The findings come amidst the ongoing COVID-19 pandemic, which has seen more people working from home than ever before. This, coupled with numerous lockdowns has drastically changed people’s daily routines over the last year, studies have found.

According to a YouGov survey about personal hygiene, 17 percent of people are showering less than usual.

Only one in 10 people were showering more often than they were before the pandemic began, the poll found.

According to Robert H. Shmerling, MD, Senior Faculty Editor at Harvard Health Publishing, there are many pros and cons to showering daily.

Writing in an article for Harvard Health Publishing, he said: “When it comes to concerns about health, however, it’s not at all clear that a daily shower accomplishes much. In fact, a daily shower may even be bad for your health.”

Mr Shmerling gave several reasons for this conclusion, ranging from skin irritation to soap killing off useful bacteria.

He wrote: “Skin may become dry, irritated, or itchy.

“Dry, cracked skin may allow bacteria and allergens to breach the barrier skin is supposed to provide, allowing skin infections and allergic reactions to occur.

“Antibacterial soaps can actually kill off normal bacteria. This upsets the balance of microorganisms on the skin and encourages the emergence of hardier, less friendly organisms that are more resistant to antibiotics.

“Our immune systems need a certain amount of stimulation by normal microorganisms, dirt, and other environmental exposures in order to create protective antibodies and ‘immune memory’. This is one reason why some paediatricians and dermatologists recommend against daily baths for kids. Frequent baths or showers throughout a lifetime may reduce the ability of the immune system to do its job.”

READ MORE: Covid vaccine: EMA shares ‘plausible explanation’ for blood clot link

According to Harvard Medical School, there is “no ideal frequency” when it comes to showering, though experts there recommend “several times per week” or more frequent, shorter showers focusing on the armpits and groin.

Despite the lack of conclusive evidence that showering less is better for you, people have been sharing their thoughts on the idea.
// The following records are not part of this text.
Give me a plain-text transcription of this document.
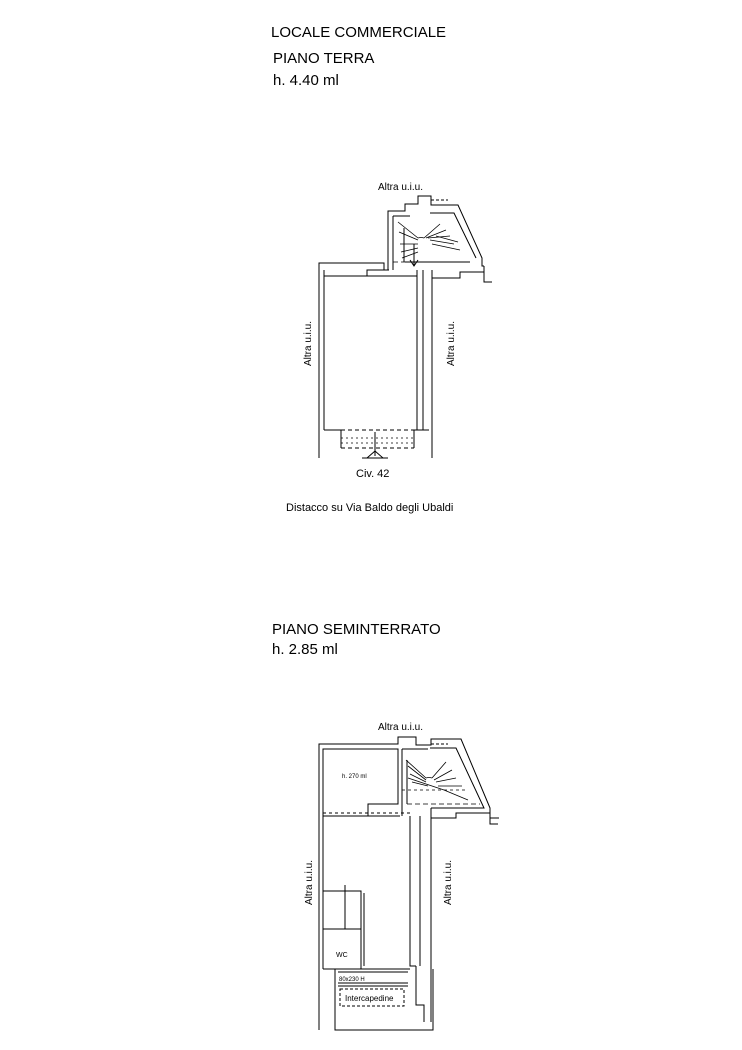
LOCALE COMMERCIALE
PIANO TERRA
h. 4.40 ml
PIANO SEMINTERRATO
h. 2.85 ml
Altra u.i.u.
Altra u.i.u.	Altra u.i.u.
Civ. 42
Distacco su Via Baldo degli Ubaldi
Altra u.i.u.
Altra u.i.u.	Altra u.i.u.
h. 270 ml
WC
80x230 H
Intercapedine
One said: “What do you mean people shower less since the start of the pandemic? I shower more than ever because of it, bathing and putting on clean clothes every time I come home from being in public.”

Another wrote: “Showering is mentally and physically refreshing. The downside sounds trivial, exaggerated, and another example of the pedantic scolding that’s so obnoxiously popular nowadays.”

A third tweeted: “This is fine in a cold climate, or during winter. I work from home, and cut back on shower/shampoo in winter.

“But in summer? Absolutely not – need a daily shower.”